“It’s Pere Rigou,” he said. “I must go round and open the door. Take his horse, Socquard.” And Urbain, a former trooper, who could not get into the gendarmerie and had therefore taken service with Soudry, went round the house to open the gates of the courtyard.

Socquard, a famous personage throughout the valley, was treated, as you see, with very little ceremony by the valet. But so it is with many illustrious people who are so kind as to walk and to sneeze and to sleep and to eat precisely like common mortals.

Socquard, born a Hercules, could carry a weight of eleven hundred pounds; a blow of his fist applied on a man’s back would break the vertebral column in two; he could bend an iron bar, or hold back a carriage drawn by one horse. A Milo of Crotona in the valley, his fame had spread throughout the department, where all sorts of foolish stories were current about him, as about all celebrities. It was told how he had once carried a poor woman and her donkey and her basket on his back to market; how he had been known to eat a whole ox and drink the fourth of a hogshead of wine in one day, etc. Gentle as a marriageable girl, Socquard, who was a stout, short man, with a placid face, broad shoulders, and a deep chest, where his lungs played like the bellows of a forge, possessed a flute-like voice, the limpid tones of which surprised all those who heard them for the first time.

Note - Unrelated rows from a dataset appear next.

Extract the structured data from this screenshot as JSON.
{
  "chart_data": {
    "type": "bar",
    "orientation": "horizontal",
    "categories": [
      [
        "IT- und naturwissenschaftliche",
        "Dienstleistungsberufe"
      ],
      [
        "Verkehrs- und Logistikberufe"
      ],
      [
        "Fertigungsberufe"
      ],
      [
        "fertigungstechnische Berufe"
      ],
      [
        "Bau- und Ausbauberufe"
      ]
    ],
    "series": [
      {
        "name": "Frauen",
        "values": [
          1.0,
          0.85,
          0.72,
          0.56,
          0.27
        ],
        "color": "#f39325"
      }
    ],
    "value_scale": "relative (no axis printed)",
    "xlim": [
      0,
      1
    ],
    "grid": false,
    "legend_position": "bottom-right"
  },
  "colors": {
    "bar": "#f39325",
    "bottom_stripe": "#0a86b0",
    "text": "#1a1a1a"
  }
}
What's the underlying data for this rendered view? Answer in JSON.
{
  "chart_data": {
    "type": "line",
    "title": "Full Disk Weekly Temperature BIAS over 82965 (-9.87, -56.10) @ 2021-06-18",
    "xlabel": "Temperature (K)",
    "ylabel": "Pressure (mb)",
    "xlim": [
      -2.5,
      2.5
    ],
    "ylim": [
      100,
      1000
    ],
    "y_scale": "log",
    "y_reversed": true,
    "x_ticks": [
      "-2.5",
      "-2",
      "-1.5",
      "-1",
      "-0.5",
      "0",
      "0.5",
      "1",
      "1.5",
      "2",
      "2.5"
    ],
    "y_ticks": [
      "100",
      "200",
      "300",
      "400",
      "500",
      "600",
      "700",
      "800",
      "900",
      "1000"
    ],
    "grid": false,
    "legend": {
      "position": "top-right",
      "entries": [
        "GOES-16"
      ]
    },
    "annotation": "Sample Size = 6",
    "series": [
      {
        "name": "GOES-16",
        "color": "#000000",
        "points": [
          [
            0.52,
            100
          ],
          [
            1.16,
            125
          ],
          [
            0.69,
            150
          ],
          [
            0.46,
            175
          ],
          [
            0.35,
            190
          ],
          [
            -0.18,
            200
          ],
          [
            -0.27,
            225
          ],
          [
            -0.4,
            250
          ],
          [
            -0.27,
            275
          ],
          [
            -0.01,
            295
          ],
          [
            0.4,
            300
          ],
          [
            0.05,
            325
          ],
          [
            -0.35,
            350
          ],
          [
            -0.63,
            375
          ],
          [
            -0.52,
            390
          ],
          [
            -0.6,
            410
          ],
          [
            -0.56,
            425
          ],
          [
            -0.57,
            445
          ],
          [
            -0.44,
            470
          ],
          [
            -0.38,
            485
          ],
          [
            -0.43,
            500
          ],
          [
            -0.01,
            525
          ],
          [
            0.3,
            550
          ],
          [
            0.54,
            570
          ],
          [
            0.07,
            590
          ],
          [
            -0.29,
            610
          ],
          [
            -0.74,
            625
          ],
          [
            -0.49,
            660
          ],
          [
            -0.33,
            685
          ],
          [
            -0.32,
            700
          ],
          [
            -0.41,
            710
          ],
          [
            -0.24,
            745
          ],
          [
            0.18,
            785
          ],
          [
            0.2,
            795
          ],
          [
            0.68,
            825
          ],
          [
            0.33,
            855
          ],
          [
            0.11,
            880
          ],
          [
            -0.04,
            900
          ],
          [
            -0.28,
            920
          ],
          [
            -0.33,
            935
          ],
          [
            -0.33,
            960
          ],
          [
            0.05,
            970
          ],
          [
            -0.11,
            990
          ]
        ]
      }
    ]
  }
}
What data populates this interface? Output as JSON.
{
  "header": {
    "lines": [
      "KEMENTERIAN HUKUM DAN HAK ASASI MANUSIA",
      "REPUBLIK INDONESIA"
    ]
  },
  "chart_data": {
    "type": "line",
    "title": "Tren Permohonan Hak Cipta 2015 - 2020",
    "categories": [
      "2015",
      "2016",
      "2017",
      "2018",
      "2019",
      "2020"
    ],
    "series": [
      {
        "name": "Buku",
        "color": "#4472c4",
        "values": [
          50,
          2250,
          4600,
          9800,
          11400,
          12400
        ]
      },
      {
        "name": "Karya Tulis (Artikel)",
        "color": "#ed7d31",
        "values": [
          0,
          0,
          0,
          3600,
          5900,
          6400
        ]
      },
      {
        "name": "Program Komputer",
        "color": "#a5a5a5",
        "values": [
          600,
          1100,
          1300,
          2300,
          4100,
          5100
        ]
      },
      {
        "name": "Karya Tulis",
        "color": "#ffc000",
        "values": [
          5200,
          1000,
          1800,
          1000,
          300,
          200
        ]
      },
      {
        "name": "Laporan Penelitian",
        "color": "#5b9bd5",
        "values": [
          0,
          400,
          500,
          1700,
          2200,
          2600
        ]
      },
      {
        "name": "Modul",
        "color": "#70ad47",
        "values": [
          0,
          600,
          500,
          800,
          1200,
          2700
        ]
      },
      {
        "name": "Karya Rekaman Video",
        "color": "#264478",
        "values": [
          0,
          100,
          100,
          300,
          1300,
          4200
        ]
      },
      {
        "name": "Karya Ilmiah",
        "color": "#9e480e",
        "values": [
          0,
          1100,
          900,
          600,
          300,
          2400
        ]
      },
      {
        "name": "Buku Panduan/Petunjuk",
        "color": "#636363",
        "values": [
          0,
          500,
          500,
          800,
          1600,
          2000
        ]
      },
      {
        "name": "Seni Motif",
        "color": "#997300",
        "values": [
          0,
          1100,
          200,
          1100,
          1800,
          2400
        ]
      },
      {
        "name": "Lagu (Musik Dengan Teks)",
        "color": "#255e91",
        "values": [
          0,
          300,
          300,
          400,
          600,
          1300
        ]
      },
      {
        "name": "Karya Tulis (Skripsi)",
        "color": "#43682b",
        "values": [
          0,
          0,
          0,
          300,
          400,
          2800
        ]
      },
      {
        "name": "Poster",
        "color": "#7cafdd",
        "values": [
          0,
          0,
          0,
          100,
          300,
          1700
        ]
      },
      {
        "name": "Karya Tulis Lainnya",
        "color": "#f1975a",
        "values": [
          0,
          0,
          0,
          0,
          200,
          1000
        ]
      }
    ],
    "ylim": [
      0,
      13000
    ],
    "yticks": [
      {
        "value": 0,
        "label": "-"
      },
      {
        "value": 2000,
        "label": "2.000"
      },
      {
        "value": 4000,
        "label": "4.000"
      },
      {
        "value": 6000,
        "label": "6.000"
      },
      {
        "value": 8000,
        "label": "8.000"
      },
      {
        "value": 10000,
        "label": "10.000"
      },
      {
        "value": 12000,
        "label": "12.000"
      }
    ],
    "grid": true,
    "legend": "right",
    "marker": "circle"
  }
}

Like Tonsard, whose renown released him from the necessity of giving proofs of his ferocity, in fact, like all other men who are backed by public opinion of one kind or another, Socquard never displayed his extraordinary muscular force unless asked to do so by friends. He now took the horse as the usurer drew up at the steps of the portico.

“Are you all well at home, Monsieur Rigou?” said the illustrious innkeeper.

“Pretty well, my good friend,” replied Rigou. “Do Plissoud and Bonnebault and Viollet and Amaury still continue good customers?”

This question, uttered in a tone of good-natured interest, was by no means one of those empty speeches which superiors are apt to bestow upon inferiors. In his leisure moments Rigou thought over the smallest details of “the affair,” and Fourchon had already warned him that there was something suspicious in the intimacy between Plissoud, Bonnebault, and the brigadier, Viollet.

Bonnebault, in payment of a few francs lost at cards, might very likely tell the secrets he heard at Tonsard’s to Viollet; or he might let them out over his punch without realizing the importance of such gossip. But as the information of the old otter man might be instigated by thirst, Rigou paid no attention except so far as it concerned Plissoud, whose situation was likely to inspire him with a desire to counteract the coalition against Les Aigues, if only to get his paws greased by one or the other of the two parties.

Plissoud combined with his duties of under-sheriff other occupations which were poorly remunerated, that of agent of insurance (a new form of enterprise just beginning to show itself in France), agent, also, of a society providing against the chances of recruitment. His insufficient pay and a love of billiards and boiled wine made his future doubtful. Like Fourchon, he cultivated the art of doing nothing, and expected his fortune through some lucky but problematic chance. He hated the leading society, but he had measured its power. He alone knew the middle-class coalition organized by Gaubertin to its depths; and he continued to sneer at the rich men of Soulanges and Ville-aux-Fayes, as if he alone represented the opposition. Without money and not respected, he did not seem a person to be feared professionally, and so Brunet, glad to have a despised competitor, protected him and helped him along, to prevent him selling his business to some eager young man, like Bonnac for instance, who might force him, Brunet, to divide the patronage of the canton between them.

“Thanks to those fellows, we keep the ball a-rolling,” said Socquard. “But folks are trying to imitate my boiled wine.”